Collection X exists only on 1 shard (not sharded, probably not relevant).
Problem:
When a query fails due to a max time MS timeout (which happens now and again, since we are using a fairly tight limit), MongoS marks the node as failed. (This is incorrect.. the node is NOT failed).
Result:
Since the query was against the primary, and the primary is marked as failed, subsequent write operations fail due to unavailability of the primary. This lasts for a second or a few, presumably until MongoS heartbeat monitor detects the primary as up.
This renders $maxTimeMS dangerous to use when making primary-side queries--any timed out query will temporarily make the shard write-unavailable.
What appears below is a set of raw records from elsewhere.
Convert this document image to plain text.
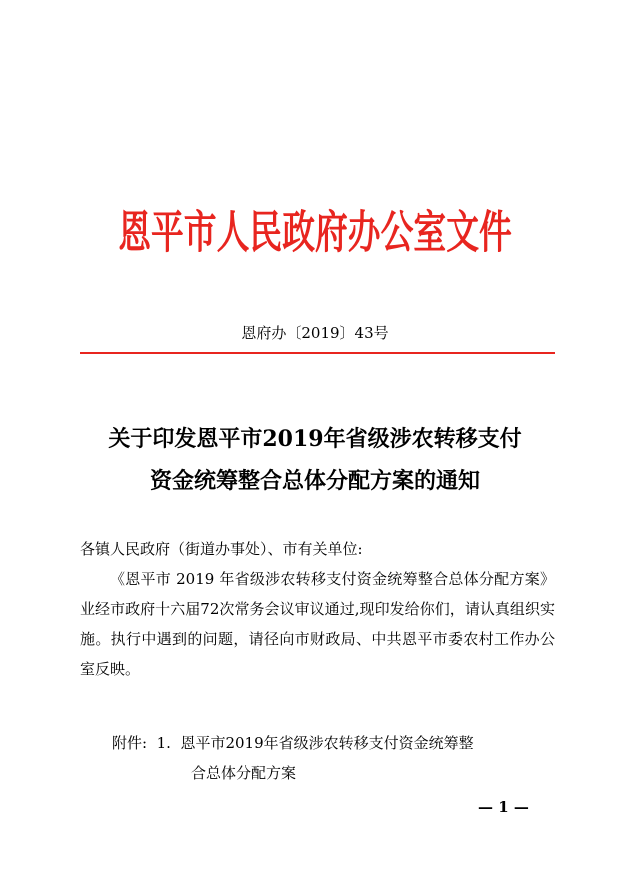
恩平市人民政府办公室文件
恩府办〔2019〕43号
关于印发恩平市2019年省级涉农转移支付
资金统筹整合总体分配方案的通知
各镇人民政府（街道办事处）、市有关单位:
《恩平市 2019 年省级涉农转移支付资金统筹整合总体分配方案》业经市政府十六届72次常务会议审议通过,现印发给你们，请认真组织实施。执行中遇到的问题，请径向市财政局、中共恩平市委农村工作办公室反映。
附件: 1. 恩平市2019年省级涉农转移支付资金统筹整
合总体分配方案
— 1 —
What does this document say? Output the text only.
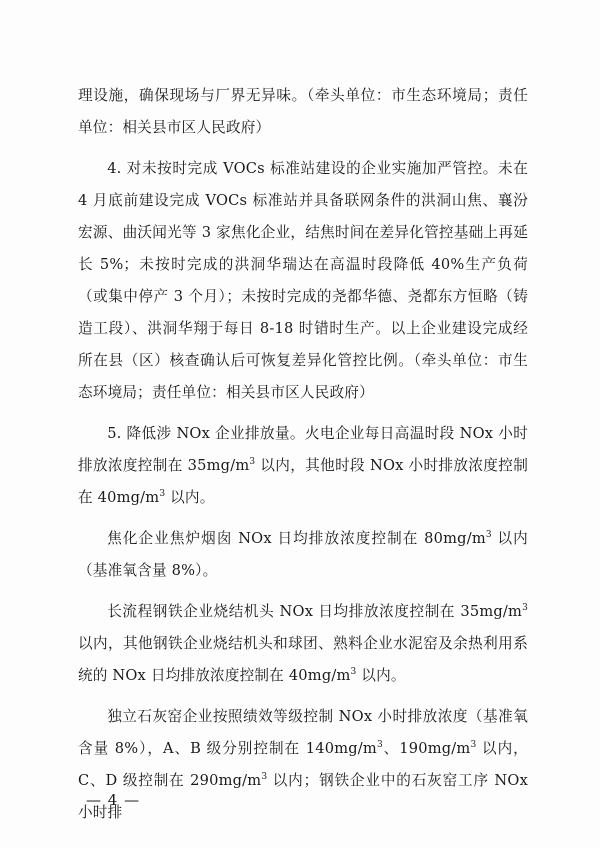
理设施，确保现场与厂界无异味。（牵头单位：市生态环境局；责任单位：相关县市区人民政府）

4. 对未按时完成 VOCs 标准站建设的企业实施加严管控。未在 4 月底前建设完成 VOCs 标准站并具备联网条件的洪洞山焦、襄汾宏源、曲沃闻光等 3 家焦化企业，结焦时间在差异化管控基础上再延长 5%；未按时完成的洪洞华瑞达在高温时段降低 40%生产负荷（或集中停产 3 个月）；未按时完成的尧都华德、尧都东方恒略（铸造工段）、洪洞华翔于每日 8-18 时错时生产。以上企业建设完成经所在县（区）核查确认后可恢复差异化管控比例。（牵头单位：市生态环境局；责任单位：相关县市区人民政府）

5. 降低涉 NOx 企业排放量。火电企业每日高温时段 NOx 小时排放浓度控制在 $35mg/m^3$ 以内，其他时段 NOx 小时排放浓度控制在 $40mg/m^3$ 以内。

焦化企业焦炉烟囱 NOx 日均排放浓度控制在 $80mg/m^3$ 以内（基准氧含量 8%）。

长流程钢铁企业烧结机头 NOx 日均排放浓度控制在 $35mg/m^3$ 以内，其他钢铁企业烧结机头和球团、熟料企业水泥窑及余热利用系统的 NOx 日均排放浓度控制在 $40mg/m^3$ 以内。

独立石灰窑企业按照绩效等级控制 NOx 小时排放浓度（基准氧含量 8%），A、B 级分别控制在 $140mg/m^3$、$190mg/m^3$ 以内，C、D 级控制在 $290mg/m^3$ 以内；钢铁企业中的石灰窑工序 NOx 小时排

— 4 —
Furthermore, it seems that architecturally it's wrong to have the MongoS mark the host as failed, but then not trigger a failover. This means that the MongoS "failed primary" logic is completely disconnected from the actual primary/replica failover/election logic. This means that when MongoS reports "no primary found" for a shard, it's not because there's actually no primary in that replica set! (there is a primary and it's healthy)
(I think that this problem applies to queries that hit replicas as well, where the replica is marked as failed, but I haven't specifically tested that.)